Summary
Highlights
The 19th century in France was a rich period for literature, with the novel becoming the dominant genre. Characteristics like third-person narration, an omniscient narrator, detailed settings, and complex character psychology emerged around 1830. Alongside the novel, the short story (nouvelle) also gained prominence, championed by authors like Victor Hugo, George Sand, and Stendhal.
A nouvelle is a brief narrative, ranging from a few dozen lines to several pages. Its key features include a limited number of characters, a condensed spatiotemporal setting, an plot focused on a single event or a significant moment in a character's life, and often a surprising ending known as a 'chute'. Facilitated by the rise of the press, the nouvelle was popular, with many great 19th-century authors experimenting with realistic and fantastic short stories.
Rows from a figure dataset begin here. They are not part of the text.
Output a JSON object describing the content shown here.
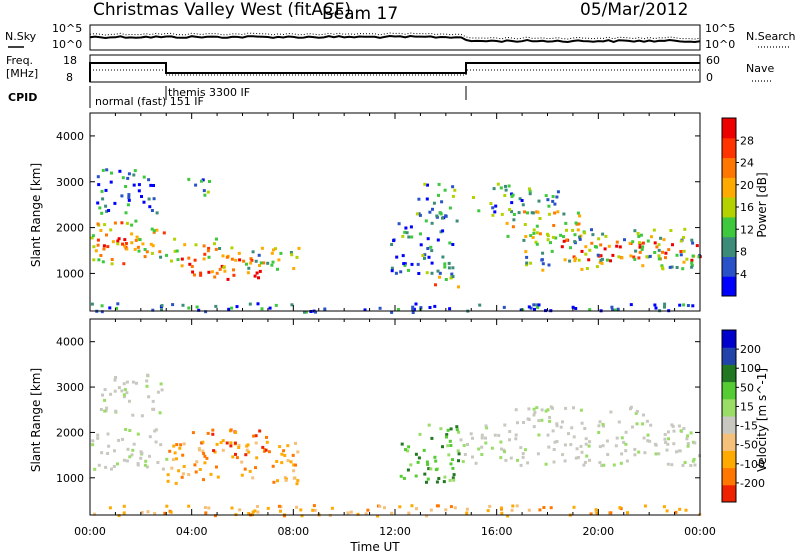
{
  "header": {
    "title": "Christmas Valley West (fitACF)",
    "beam": "Beam 17",
    "date": "05/Mar/2012"
  },
  "top_panels": {
    "nsky_label": "N.Sky",
    "nsky_ticks": [
      "10^5",
      "10^0"
    ],
    "nsearch_label": "N.Search",
    "nsearch_ticks": [
      "10^5",
      "10^0"
    ],
    "freq_label_1": "Freq.",
    "freq_label_2": "[MHz]",
    "freq_ticks": [
      "18",
      "8"
    ],
    "nave_label": "Nave",
    "nave_ticks": [
      "60",
      "0"
    ],
    "cpid_label": "CPID",
    "cpid_mode_1": "normal (fast) 151 IF",
    "cpid_mode_2": "themis 3300 IF"
  },
  "chart_data": [
    {
      "type": "heatmap",
      "name": "power",
      "ylabel": "Slant Range [km]",
      "xlabel": "",
      "x_ticks": [
        "00:00",
        "04:00",
        "08:00",
        "12:00",
        "16:00",
        "20:00",
        "00:00"
      ],
      "y_ticks": [
        "1000",
        "2000",
        "3000",
        "4000"
      ],
      "xlim_hours": [
        0,
        24
      ],
      "ylim_km": [
        180,
        4500
      ],
      "colorbar": {
        "label": "Power [dB]",
        "ticks": [
          "4",
          "8",
          "12",
          "16",
          "20",
          "24",
          "28"
        ],
        "colors": [
          "#0000ff",
          "#2a52c8",
          "#3d8c7a",
          "#3ec83e",
          "#b4d200",
          "#ffaa00",
          "#ff7700",
          "#ff3300",
          "#ee0000"
        ]
      },
      "scatter_regions": [
        {
          "t0": 0.0,
          "t1": 2.0,
          "r0": 1450,
          "r1": 1800,
          "level": 0.88
        },
        {
          "t0": 0.0,
          "t1": 3.0,
          "r0": 1200,
          "r1": 2200,
          "level": 0.55
        },
        {
          "t0": 0.2,
          "t1": 2.8,
          "r0": 2300,
          "r1": 3300,
          "level": 0.2
        },
        {
          "t0": 2.8,
          "t1": 5.0,
          "r0": 1300,
          "r1": 1800,
          "level": 0.6
        },
        {
          "t0": 3.5,
          "t1": 7.0,
          "r0": 900,
          "r1": 1400,
          "level": 0.8
        },
        {
          "t0": 5.0,
          "t1": 8.2,
          "r0": 1000,
          "r1": 1600,
          "level": 0.45
        },
        {
          "t0": 3.8,
          "t1": 4.8,
          "r0": 2600,
          "r1": 3100,
          "level": 0.25
        },
        {
          "t0": 11.8,
          "t1": 14.5,
          "r0": 1000,
          "r1": 2400,
          "level": 0.25
        },
        {
          "t0": 12.8,
          "t1": 14.3,
          "r0": 2300,
          "r1": 3000,
          "level": 0.25
        },
        {
          "t0": 13.5,
          "t1": 14.5,
          "r0": 700,
          "r1": 1100,
          "level": 0.55
        },
        {
          "t0": 15.0,
          "t1": 18.5,
          "r0": 2300,
          "r1": 3000,
          "level": 0.3
        },
        {
          "t0": 16.2,
          "t1": 19.5,
          "r0": 1800,
          "r1": 2400,
          "level": 0.55
        },
        {
          "t0": 18.5,
          "t1": 21.5,
          "r0": 1300,
          "r1": 1800,
          "level": 0.85
        },
        {
          "t0": 21.5,
          "t1": 24.0,
          "r0": 1300,
          "r1": 1700,
          "level": 0.9
        },
        {
          "t0": 17.0,
          "t1": 24.0,
          "r0": 1100,
          "r1": 2000,
          "level": 0.4
        },
        {
          "t0": 0.0,
          "t1": 24.0,
          "r0": 180,
          "r1": 380,
          "level": 0.15
        }
      ]
    },
    {
      "type": "heatmap",
      "name": "velocity",
      "ylabel": "Slant Range [km]",
      "xlabel": "Time UT",
      "x_ticks": [
        "00:00",
        "04:00",
        "08:00",
        "12:00",
        "16:00",
        "20:00",
        "00:00"
      ],
      "y_ticks": [
        "1000",
        "2000",
        "3000",
        "4000"
      ],
      "xlim_hours": [
        0,
        24
      ],
      "ylim_km": [
        180,
        4500
      ],
      "colorbar": {
        "label": "Velocity [m s^-1]",
        "ticks": [
          "200",
          "100",
          "50",
          "15",
          "-15",
          "-50",
          "-100",
          "-200"
        ],
        "colors": [
          "#0000cc",
          "#2244aa",
          "#227722",
          "#55cc33",
          "#99dd66",
          "#c8c8c0",
          "#f5c07a",
          "#ffaa00",
          "#ff7700",
          "#ee2200"
        ]
      },
      "scatter_regions": [
        {
          "t0": 0.0,
          "t1": 3.0,
          "r0": 1200,
          "r1": 2100,
          "cls": "gray"
        },
        {
          "t0": 0.3,
          "t1": 2.8,
          "r0": 2400,
          "r1": 3300,
          "cls": "gray"
        },
        {
          "t0": 3.0,
          "t1": 8.2,
          "r0": 900,
          "r1": 1800,
          "cls": "orange"
        },
        {
          "t0": 4.0,
          "t1": 7.0,
          "r0": 1500,
          "r1": 2100,
          "cls": "red"
        },
        {
          "t0": 12.0,
          "t1": 14.5,
          "r0": 900,
          "r1": 2200,
          "cls": "green"
        },
        {
          "t0": 14.5,
          "t1": 24.0,
          "r0": 1300,
          "r1": 2200,
          "cls": "gray"
        },
        {
          "t0": 16.5,
          "t1": 22.0,
          "r0": 2200,
          "r1": 2600,
          "cls": "gray"
        },
        {
          "t0": 0.0,
          "t1": 24.0,
          "r0": 180,
          "r1": 420,
          "cls": "orange"
        }
      ]
    }
  ]
}
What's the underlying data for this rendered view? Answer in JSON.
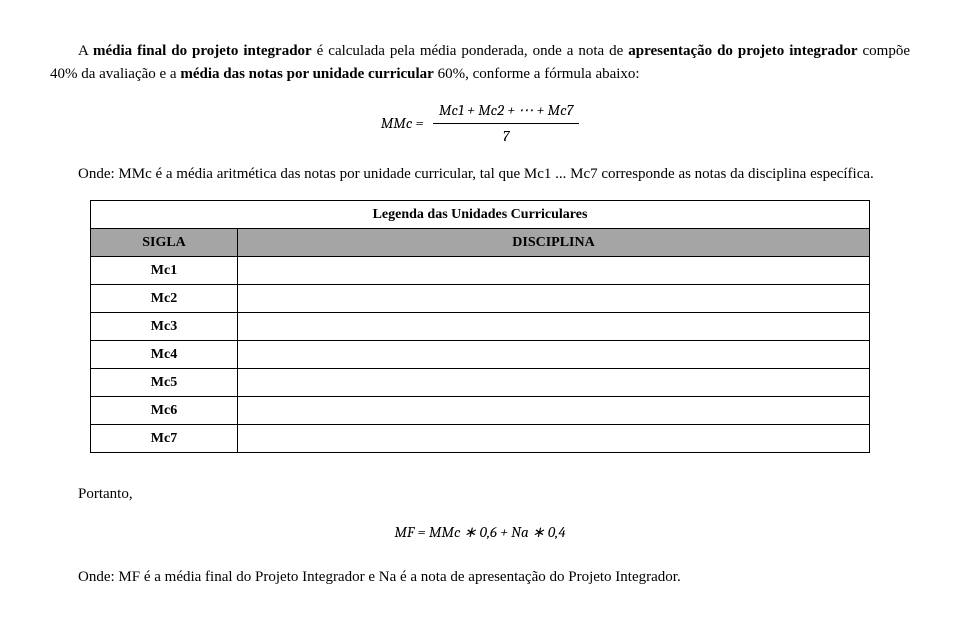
{
  "para1_parts": {
    "a": "A ",
    "b": "média final do projeto integrador",
    "c": " é calculada pela média ponderada, onde a nota de ",
    "d": "apresentação do projeto integrador",
    "e": " compõe 40% da avaliação e a ",
    "f": "média das notas por unidade curricular",
    "g": " 60%, conforme a fórmula abaixo:"
  },
  "formula1": {
    "lhs": "MMc =",
    "num": "Mc1 + Mc2 + ⋯ + Mc7",
    "den": "7"
  },
  "para2": "Onde: MMc é a média aritmética das notas por unidade curricular, tal que Mc1 ... Mc7 corresponde as notas da disciplina específica.",
  "table": {
    "title": "Legenda das Unidades Curriculares",
    "col_sigla": "SIGLA",
    "col_disc": "DISCIPLINA",
    "rows": [
      "Mc1",
      "Mc2",
      "Mc3",
      "Mc4",
      "Mc5",
      "Mc6",
      "Mc7"
    ]
  },
  "portanto": "Portanto,",
  "formula2": "MF = MMc ∗ 0,6 + Na ∗ 0,4",
  "para3": "Onde: MF é a média final do Projeto Integrador e Na é a nota de apresentação do Projeto Integrador."
}
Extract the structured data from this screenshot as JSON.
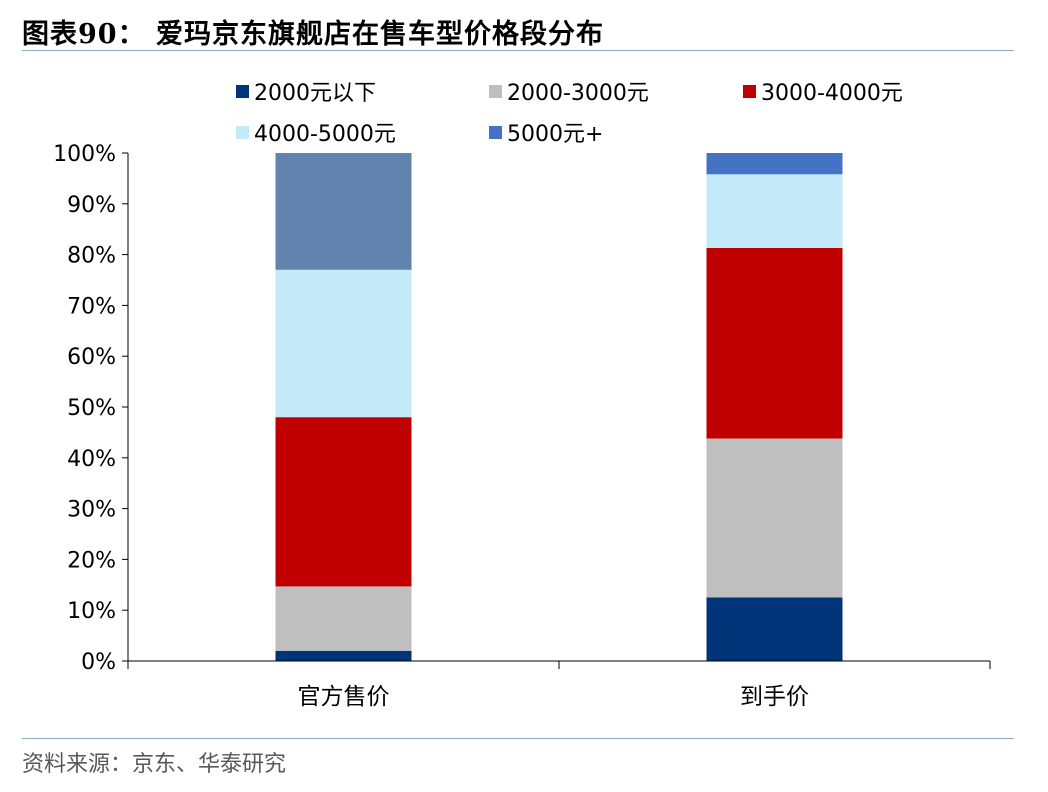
{
  "header": {
    "title": "图表90：  爱玛京东旗舰店在售车型价格段分布"
  },
  "footer": {
    "source": "资料来源：京东、华泰研究"
  },
  "chart_data": {
    "type": "bar",
    "stacked": true,
    "categories": [
      "官方售价",
      "到手价"
    ],
    "series": [
      {
        "name": "2000元以下",
        "color": "#003478",
        "values": [
          2,
          12.5
        ]
      },
      {
        "name": "2000-3000元",
        "color": "#bfbfbf",
        "values": [
          12.7,
          31.3
        ]
      },
      {
        "name": "3000-4000元",
        "color": "#c00000",
        "values": [
          33.3,
          37.5
        ]
      },
      {
        "name": "4000-5000元",
        "color": "#c4eafa",
        "values": [
          29,
          14.5
        ]
      },
      {
        "name": "5000元+",
        "color_by_category": [
          "#6283ad",
          "#4472c4"
        ],
        "values": [
          23,
          4.2
        ]
      }
    ],
    "yticks": [
      "0%",
      "10%",
      "20%",
      "30%",
      "40%",
      "50%",
      "60%",
      "70%",
      "80%",
      "90%",
      "100%"
    ],
    "ylim": [
      0,
      100
    ],
    "legend_position": "top",
    "grid": false
  }
}
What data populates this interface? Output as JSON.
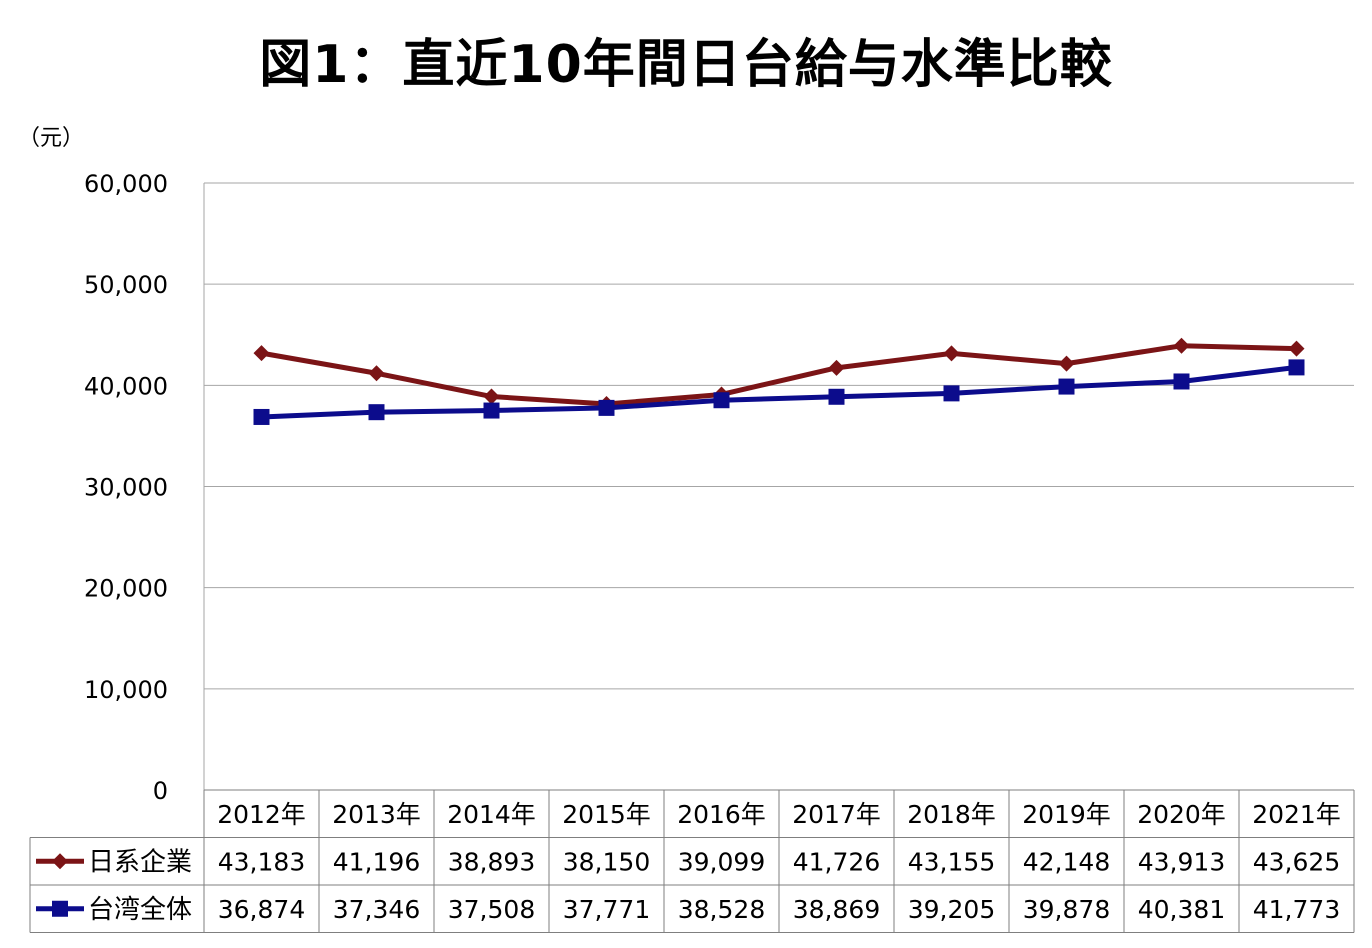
{
  "title": "図1：直近10年間日台給与水準比較",
  "unit": "（元）",
  "colors": {
    "japan": "#7b1416",
    "taiwan": "#0c0c8c",
    "grid": "#a6a6a6"
  },
  "chart_data": {
    "type": "line",
    "title": "図1：直近10年間日台給与水準比較",
    "ylabel": "（元）",
    "ylim": [
      0,
      60000
    ],
    "yticks": [
      "0",
      "10,000",
      "20,000",
      "30,000",
      "40,000",
      "50,000",
      "60,000"
    ],
    "grid": true,
    "categories": [
      "2012年",
      "2013年",
      "2014年",
      "2015年",
      "2016年",
      "2017年",
      "2018年",
      "2019年",
      "2020年",
      "2021年"
    ],
    "series": [
      {
        "name": "日系企業",
        "marker": "diamond",
        "values": [
          43183,
          41196,
          38893,
          38150,
          39099,
          41726,
          43155,
          42148,
          43913,
          43625
        ],
        "labels": [
          "43,183",
          "41,196",
          "38,893",
          "38,150",
          "39,099",
          "41,726",
          "43,155",
          "42,148",
          "43,913",
          "43,625"
        ]
      },
      {
        "name": "台湾全体",
        "marker": "square",
        "values": [
          36874,
          37346,
          37508,
          37771,
          38528,
          38869,
          39205,
          39878,
          40381,
          41773
        ],
        "labels": [
          "36,874",
          "37,346",
          "37,508",
          "37,771",
          "38,528",
          "38,869",
          "39,205",
          "39,878",
          "40,381",
          "41,773"
        ]
      }
    ]
  }
}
Realism, a literary movement led by writers like Balzac and Flaubert from the 1830s, is also a narrative tone. Its aim is to portray reality as it is, without embellishment, focusing on authenticity. Realist novels feature plausible settings and offer precise depictions of social classes, professions, fashions, and customs. The characters are no longer exclusively aristocratic or bourgeois, but can be workers, peasants, convicts, prostitutes, cowards, or unscrupulous opportunists.
While realism and the fantastic may seem opposed, the fantastic relies on realism. The fantastic is a literary tone where supernatural elements or unexplained phenomena emerge within a precisely realistic setting. Its purpose is to create unease, fear, and, most importantly, doubt in the reader's mind. The ambiguous nature of whether events are real or imagined, rational or irrational, is central to the fantastic, with a truly fantastic ending leaving the reader in a state of doubt.